Tenho em mim um universo inteiro. E, há uns anos para cá, percebi que cada um tem em si um universo tal e qual ou maior que aquele que guardo nos limites do meu ser. Percebi isto meio que inconscientemente (não podendo negar que foi uma descoberta simples, sem valor, e que em muito pouco se afasta de uma mera constatação do óbvio). No entanto, exercendo o meu papel de adolescente que, pela natureza do conceito, escreve e debate sobre o que já foi escrito e debatido com a mesma paixão de quem o pensou pela primeira vez, dei à minha descoberta o nome de densidade psicológica, conceito já usado na narrativa para tipificar personagens, e pensei sobre ela.
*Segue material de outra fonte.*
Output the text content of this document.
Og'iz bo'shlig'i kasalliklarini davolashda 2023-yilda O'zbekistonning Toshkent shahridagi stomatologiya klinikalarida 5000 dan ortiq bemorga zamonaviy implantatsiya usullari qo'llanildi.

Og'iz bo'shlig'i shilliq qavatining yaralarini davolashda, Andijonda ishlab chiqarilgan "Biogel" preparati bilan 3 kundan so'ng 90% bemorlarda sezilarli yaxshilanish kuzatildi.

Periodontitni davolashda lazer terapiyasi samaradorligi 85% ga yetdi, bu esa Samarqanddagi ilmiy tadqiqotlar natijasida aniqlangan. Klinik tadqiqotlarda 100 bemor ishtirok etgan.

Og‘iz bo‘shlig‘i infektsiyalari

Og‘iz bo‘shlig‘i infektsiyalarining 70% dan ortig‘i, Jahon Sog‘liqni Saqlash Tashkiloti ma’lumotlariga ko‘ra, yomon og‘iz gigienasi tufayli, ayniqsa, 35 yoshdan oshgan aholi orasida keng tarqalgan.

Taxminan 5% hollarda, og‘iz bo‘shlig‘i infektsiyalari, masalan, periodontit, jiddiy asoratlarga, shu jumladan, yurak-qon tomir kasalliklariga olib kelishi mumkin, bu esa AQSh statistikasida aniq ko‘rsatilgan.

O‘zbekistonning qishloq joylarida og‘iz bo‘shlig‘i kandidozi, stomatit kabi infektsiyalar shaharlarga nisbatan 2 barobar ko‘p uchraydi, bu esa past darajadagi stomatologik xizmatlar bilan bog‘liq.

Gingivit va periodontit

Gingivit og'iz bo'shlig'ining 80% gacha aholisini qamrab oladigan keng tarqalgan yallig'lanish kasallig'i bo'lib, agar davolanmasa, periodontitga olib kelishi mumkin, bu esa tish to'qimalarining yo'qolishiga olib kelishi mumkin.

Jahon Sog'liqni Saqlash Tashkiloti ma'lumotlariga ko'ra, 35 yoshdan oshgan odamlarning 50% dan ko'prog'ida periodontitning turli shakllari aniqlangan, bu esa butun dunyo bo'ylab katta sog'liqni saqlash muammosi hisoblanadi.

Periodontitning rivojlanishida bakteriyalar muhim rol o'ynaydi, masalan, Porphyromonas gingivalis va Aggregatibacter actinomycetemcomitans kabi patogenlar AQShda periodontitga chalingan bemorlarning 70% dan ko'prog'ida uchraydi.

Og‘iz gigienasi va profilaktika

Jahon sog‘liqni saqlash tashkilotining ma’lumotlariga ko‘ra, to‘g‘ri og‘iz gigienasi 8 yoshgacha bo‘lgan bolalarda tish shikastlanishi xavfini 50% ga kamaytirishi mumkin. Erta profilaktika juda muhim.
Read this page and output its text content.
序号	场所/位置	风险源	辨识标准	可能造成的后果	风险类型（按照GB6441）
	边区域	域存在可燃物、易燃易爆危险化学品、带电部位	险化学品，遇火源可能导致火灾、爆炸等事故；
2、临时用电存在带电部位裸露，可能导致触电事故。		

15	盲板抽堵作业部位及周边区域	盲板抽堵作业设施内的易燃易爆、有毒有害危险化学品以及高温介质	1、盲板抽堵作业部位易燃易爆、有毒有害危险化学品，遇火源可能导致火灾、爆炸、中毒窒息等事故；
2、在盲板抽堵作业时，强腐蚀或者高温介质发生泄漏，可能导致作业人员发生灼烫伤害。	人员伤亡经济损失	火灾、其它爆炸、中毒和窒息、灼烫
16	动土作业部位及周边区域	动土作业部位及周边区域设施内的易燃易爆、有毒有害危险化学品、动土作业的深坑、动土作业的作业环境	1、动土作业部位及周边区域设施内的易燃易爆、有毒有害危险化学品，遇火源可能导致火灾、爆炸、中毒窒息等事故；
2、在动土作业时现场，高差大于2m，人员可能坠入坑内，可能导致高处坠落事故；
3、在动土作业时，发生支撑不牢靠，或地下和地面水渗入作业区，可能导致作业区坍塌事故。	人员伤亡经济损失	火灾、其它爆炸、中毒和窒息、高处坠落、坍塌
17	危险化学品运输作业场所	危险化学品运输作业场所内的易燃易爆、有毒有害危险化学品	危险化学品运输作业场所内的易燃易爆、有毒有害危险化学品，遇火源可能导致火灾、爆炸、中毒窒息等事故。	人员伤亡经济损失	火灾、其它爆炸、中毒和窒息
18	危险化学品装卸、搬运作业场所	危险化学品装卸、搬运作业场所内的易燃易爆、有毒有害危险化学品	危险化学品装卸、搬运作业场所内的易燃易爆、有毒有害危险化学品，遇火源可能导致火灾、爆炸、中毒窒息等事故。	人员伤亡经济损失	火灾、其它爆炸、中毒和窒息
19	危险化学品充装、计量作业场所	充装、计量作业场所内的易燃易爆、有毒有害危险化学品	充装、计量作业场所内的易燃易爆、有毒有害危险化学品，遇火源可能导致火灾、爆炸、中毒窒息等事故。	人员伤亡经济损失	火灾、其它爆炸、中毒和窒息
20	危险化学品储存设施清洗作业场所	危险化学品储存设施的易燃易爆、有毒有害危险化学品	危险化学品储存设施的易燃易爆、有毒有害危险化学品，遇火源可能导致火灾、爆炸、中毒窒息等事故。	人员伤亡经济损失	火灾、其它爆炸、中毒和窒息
Como já muitos devem ter pensado. E entre eles, provavelmente, Pessoa.

Refletindo sobre cada um, como coisa individual, e assombrada pelo turbilhão de pensamentos e ideias, princípios, visões, memórias e tudo o que forma o individuo e me formam a mim, como coisa tão única e singular, não pude evitar ficar surpreendida, desculpando-me desde já pela simplicidade da temática, por tudo isso existir também algures, talvez no espírito, da pessoa sentada ao meu lado no comboio. E tão banal foi esta descoberta que de seguida se tornou complicado perceber o porquê de me ser mais fácil desculpar um erro ou falha minha, por estar consciente de todas as condicionantes que me levaram a cometer tal erro, do que o de outra pessoa qualquer de quem apenas posso ver a ação como resultado final e não tudo o que levou a essa dita ação. De certo não sei se é temperamento, mas arrisco dizer que, de vez em quando, é quase tão nosso como a matéria de que somos feitos isto de, ao olharmos para nós como protagonistas da nossa vida, esquecermos que o outro é protagonista da sua e nunca apenas figurante no nosso dia-a-dia.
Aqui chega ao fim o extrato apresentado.